Introduction
CNSistent is a Python tool for processing and analyzing copy number data. It is designed to work with data from a variety of sources. The tool is designed to be easy to use, and to provide a comprehensive set of analyses and visualizations. CNSistent can be used as a Python package, or downloaded together with the respective data (PCAWG, TRACERx, TCGA, genomic locations):
Installation links
Example of the API
Files used below were adapted from TRACERx Zenodo archive.
1. Load CNS Data and Display Heatmap
Load CNS data from a CSV file and visualize the first 5 rows using a heatmap.
import cns
import cns.data_utils as cdu
samples_df, raw_df = cdu.main_load("raw", "TRACERx")
cns.fig_heatmap(cns.cns_head(raw_df, 5), max_cn=6)
2. Impute Missing Segments
Fill in missing segments in the data, impute using the extension method, and display a heatmap for the first 5 rows.
imp_df = cns.main_impute(raw_df, print_info=True)
cns.fig_heatmap(cns.cns_head(imp_df, 5), max_cn=6)
3. Create 3 mb Segments and convert to a feature array
Aggregate the imputed CNS data into 3 MB segments and convert it into a feature array.
segs = cns.main_segment(split_size=3_000_000)
seg_df = cns.main_aggregate(imp_df, segs, print_info=True)

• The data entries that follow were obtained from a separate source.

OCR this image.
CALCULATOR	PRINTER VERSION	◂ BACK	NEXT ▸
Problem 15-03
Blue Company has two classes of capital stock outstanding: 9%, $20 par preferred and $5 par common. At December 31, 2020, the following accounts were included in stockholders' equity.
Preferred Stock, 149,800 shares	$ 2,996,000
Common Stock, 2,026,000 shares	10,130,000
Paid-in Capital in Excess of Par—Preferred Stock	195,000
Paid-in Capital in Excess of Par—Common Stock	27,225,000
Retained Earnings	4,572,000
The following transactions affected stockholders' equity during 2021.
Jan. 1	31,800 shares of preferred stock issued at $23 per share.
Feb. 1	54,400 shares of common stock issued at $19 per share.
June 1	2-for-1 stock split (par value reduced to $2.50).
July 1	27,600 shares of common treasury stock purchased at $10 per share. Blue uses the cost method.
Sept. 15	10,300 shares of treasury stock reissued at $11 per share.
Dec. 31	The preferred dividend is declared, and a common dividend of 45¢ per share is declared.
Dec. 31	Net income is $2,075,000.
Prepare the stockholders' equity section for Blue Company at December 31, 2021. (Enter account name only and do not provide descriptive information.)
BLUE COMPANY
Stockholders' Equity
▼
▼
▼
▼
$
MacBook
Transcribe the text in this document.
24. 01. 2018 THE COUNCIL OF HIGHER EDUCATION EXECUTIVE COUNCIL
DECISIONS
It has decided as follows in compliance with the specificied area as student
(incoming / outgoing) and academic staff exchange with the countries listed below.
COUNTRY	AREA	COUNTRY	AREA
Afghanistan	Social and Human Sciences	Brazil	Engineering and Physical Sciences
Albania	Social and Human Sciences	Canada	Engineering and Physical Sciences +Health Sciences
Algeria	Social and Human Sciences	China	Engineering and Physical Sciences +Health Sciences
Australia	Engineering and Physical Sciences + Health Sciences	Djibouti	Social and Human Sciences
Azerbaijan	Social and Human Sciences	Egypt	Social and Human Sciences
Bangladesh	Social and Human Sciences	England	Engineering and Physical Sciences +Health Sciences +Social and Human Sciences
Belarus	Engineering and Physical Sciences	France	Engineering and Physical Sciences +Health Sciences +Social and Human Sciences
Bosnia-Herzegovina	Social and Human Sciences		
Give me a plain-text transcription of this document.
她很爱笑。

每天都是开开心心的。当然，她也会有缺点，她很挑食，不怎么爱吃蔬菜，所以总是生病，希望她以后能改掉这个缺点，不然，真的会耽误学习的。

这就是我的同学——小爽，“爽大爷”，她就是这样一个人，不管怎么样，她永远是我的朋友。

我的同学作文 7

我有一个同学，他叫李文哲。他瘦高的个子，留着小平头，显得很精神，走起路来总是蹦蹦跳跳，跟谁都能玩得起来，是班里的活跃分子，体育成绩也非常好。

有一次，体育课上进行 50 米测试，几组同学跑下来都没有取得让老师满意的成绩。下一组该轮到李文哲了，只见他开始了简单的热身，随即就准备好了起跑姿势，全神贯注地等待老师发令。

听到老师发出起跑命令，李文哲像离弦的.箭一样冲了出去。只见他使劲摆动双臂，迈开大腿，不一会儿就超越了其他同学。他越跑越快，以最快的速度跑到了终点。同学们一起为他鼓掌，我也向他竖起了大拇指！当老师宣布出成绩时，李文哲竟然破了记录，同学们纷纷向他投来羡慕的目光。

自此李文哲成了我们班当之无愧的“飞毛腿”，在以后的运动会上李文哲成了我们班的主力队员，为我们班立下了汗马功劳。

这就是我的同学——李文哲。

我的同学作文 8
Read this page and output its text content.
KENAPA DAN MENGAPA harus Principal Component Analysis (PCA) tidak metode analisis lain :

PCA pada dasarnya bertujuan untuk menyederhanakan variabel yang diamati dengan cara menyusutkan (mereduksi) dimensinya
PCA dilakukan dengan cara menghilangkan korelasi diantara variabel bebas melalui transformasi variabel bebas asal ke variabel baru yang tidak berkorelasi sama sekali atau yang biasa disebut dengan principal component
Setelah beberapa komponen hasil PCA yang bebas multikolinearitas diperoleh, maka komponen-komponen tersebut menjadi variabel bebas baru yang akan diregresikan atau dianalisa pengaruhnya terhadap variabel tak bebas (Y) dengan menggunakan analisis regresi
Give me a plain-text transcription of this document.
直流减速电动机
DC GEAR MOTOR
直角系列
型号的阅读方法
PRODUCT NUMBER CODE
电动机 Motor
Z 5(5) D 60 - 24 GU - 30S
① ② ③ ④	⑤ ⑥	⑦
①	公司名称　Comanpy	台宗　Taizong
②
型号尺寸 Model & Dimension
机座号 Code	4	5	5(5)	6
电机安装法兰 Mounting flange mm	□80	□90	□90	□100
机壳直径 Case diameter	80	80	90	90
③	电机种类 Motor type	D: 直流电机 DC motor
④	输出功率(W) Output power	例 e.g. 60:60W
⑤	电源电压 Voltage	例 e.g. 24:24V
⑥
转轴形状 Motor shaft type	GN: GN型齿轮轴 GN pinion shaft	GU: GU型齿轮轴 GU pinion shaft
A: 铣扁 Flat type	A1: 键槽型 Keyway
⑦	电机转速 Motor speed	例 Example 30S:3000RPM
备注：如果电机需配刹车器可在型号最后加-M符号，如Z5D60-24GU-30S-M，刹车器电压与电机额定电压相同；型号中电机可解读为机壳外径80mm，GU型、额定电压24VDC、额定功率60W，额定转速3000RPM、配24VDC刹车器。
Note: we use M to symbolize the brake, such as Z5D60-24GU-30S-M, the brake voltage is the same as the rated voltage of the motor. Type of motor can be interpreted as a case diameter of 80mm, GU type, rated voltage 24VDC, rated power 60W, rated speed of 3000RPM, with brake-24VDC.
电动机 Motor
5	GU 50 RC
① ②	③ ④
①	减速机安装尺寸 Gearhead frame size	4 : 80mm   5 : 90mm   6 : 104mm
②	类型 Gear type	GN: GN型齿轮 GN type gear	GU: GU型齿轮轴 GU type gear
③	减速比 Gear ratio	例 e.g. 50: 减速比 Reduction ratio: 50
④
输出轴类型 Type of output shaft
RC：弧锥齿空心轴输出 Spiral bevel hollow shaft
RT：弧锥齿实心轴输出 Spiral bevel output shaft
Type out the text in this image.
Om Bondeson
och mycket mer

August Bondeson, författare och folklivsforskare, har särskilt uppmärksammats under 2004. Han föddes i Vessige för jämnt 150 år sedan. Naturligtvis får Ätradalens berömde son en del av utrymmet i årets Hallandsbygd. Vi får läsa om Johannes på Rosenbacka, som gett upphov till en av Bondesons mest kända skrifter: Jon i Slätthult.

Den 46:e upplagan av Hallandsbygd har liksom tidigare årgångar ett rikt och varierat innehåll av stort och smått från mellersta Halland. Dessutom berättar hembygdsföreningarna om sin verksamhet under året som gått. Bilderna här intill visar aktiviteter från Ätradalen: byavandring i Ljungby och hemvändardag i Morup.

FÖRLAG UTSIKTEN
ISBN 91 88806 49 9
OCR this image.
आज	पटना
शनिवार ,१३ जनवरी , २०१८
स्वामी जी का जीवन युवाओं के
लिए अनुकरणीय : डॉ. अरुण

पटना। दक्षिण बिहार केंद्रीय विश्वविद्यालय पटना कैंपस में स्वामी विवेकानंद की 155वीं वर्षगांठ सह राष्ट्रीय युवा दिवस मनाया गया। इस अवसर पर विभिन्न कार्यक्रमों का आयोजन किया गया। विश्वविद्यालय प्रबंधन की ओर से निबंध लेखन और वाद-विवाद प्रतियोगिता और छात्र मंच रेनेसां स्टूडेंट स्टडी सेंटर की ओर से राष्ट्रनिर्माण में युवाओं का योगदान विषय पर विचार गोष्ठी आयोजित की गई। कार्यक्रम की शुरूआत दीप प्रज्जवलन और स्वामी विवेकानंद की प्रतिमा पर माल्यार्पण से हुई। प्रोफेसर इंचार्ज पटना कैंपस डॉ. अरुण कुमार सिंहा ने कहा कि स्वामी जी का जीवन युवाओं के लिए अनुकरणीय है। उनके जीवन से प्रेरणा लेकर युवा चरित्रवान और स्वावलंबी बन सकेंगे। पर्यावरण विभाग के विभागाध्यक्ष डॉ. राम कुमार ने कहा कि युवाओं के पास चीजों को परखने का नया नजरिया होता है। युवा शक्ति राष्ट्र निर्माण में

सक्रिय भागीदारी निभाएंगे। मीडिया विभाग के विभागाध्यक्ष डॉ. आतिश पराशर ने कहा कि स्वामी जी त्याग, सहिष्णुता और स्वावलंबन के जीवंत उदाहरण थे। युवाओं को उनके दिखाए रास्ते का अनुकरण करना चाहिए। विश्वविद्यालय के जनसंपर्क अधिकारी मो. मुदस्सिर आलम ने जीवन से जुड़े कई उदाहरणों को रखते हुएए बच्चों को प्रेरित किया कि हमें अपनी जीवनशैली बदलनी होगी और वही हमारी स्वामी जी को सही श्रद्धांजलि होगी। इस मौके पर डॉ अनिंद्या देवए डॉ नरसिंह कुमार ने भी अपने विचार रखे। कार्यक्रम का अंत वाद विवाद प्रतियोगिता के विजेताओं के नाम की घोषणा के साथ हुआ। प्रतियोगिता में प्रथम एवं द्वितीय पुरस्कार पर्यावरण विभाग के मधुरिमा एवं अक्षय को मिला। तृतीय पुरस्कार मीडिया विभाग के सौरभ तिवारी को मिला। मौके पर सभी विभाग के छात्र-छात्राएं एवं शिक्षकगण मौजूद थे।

features, rows, columns = cns.bins_to_features(seg_df)
print("Samples: {0}, Alleles: {1}, Bins: {2}.".format(*features.shape))
Printed output:
Alleles: 2, samples: 403, bins: 960.
4. Group Segments by Cancer Type
Group the CNS data by cancer type, calculate the total CN, and visualize mean linear profiles.
type_groups = {c: cns.select_cns_by_type(seg_df, samples_df, c, "type") for c in ["LUAD", "LUSC"]}
groups_df = cns.stack_groups([cns.group_samples(v, group_name=k) for k, v in type_groups.items()])
cns.fig_lines(cns.add_total_cn(groups_df), cn_columns="total_cn")
The example code is also in example_API.py.
Example in terminal
CNSistent reads SCNA profiles as .tsv files. Have an example file data.tsv:
sample_id chrom start end total_cn
sample1 chr1 100 200 1
...
Note
Column naming is fully describe in the Input format section.
To preprocess the segments:
cns impute data.tsv --out imputed.csv
To create statistics:
cns coverage data.tsv --out samples.tsv
cns ploidy imputed.tsv --samples samples.tsv --out samples.tsv
cns signatures imputed.tsv --samples samples.tsv --out samples.tsv
To calculate the mean ploidy per chromosome arm:
segment arms --out arms.bed
cns aggregate imputed.tsv --segments arms.bed --out a_bins.tsv
To conduct breakpoint clustering with 1 mb distance:
segment imputed.tsv --merge 1000000 --out clust.bed
cns aggregate imputed.tsv --segments clust.bed --out c_bins.tsv
To conduct segmentation using 5 mb bins:
segment whole --step 5000000 --out clust.bed
cns aggregate data.tsv --segments clust.bed --out c_bins.tsv
Extention of the example is in example_CLI.py.